Stein and Toklas have always been very romantic figures to me. I’ve read Stein’s Autobiography of Alice B. Toklas several times; ditto for James R. Mellow’s great biography, Charmed Circle: Gertrude Stein & Company. My best friend since high school, the artist Charles Chamot, and I, saw ourselves as very Stein and Picasso-like figures and for years planned a trip to Paris together to pay homage at 27 Rue de Fleurus, Stein and Toklas’ apartment and the site of their famous art soirees (imagine living with walls and walls of original Impressionist paintings by all the up-and-coming artists of that influential movement!).
Because of my own mixed emotions, my admiration of Stein and Toklas, and the fact that I’ve always had close gay friends (both women and men), I’ve always regarded gay love as just as normal as straight love – which, by the way, it is. I’ve always viewed gay rights as a civil rights issue, and am proud to say that I played a meaningful role in the early years of gay rights activism. And in my capacity as an Interfaith minister, I’ve performed only three weddings: one straight, two gay.

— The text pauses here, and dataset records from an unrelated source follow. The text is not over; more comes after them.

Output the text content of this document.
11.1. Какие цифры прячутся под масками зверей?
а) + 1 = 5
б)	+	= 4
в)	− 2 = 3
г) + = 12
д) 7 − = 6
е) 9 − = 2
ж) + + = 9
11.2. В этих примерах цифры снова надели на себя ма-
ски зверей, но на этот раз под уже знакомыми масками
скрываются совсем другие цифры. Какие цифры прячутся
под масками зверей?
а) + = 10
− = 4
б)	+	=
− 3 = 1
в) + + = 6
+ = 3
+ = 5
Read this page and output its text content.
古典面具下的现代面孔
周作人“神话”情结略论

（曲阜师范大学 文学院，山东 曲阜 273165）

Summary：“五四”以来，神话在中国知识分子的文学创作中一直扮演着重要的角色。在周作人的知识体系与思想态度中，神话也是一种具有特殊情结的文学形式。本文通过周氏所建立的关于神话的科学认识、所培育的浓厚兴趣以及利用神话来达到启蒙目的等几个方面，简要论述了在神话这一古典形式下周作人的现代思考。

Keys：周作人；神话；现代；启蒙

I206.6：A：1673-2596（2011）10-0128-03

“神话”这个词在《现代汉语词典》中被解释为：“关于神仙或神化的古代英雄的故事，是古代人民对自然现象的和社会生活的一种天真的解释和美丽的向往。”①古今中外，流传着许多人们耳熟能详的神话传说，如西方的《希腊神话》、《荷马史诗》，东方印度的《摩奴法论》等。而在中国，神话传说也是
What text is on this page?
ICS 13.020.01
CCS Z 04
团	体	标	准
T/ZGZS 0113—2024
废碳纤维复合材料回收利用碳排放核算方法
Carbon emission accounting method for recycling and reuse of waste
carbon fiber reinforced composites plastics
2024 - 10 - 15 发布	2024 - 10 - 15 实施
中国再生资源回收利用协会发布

Forty years after Stonewall, the battle for gay rights is still being fought on many essential fronts. While there is certainly greater openness and acceptance than back in the day, the passage of Proposition 8 confirms that there is still a lot of resistance out there. Obviously, there are many straight people who dislike and distrust homosexuality. The still-oft-raised objection to gay people raising children continues to be based on the mistaken idea that gay people are child molesters; statistics have long shown that child predators are generally straight. And these people who talk about The Sanctity of Marriage at a time when the divorce rate is at 50% and marital infidelity is a national sport (have you seen those horrible TV commercials for ashleymadison.com, the adultery-dating Web site?), simply refuse to accept the idea that gay love is the moral equal to their own.
Barack Obama was not elected president because racism is over, but in spite of the fact that racism is still very much a part of lopsided American life. Proposition 8 didn’t pass because gays are immoral and undeserving of the legal protection and recognition of marriage, but because sexual fear, hate, ignorance and intolerance are alive and well. Ultimately, Kay Ryan and Carol Adair remind me as much of the many long-term, often lifelong, gay couples I’ve known for decades as they remind me of Gertrude & Alice, who were always recognized as a couple but "discreetly" never said a word about it – and indeed, became ex-patriots in Paris because living openly in America was impossible. Until all love is viewed as legitimate and nothing less, and all prejudice and discrimination become a thing of the past, we will remain an imperfect union no matter who is at the helm.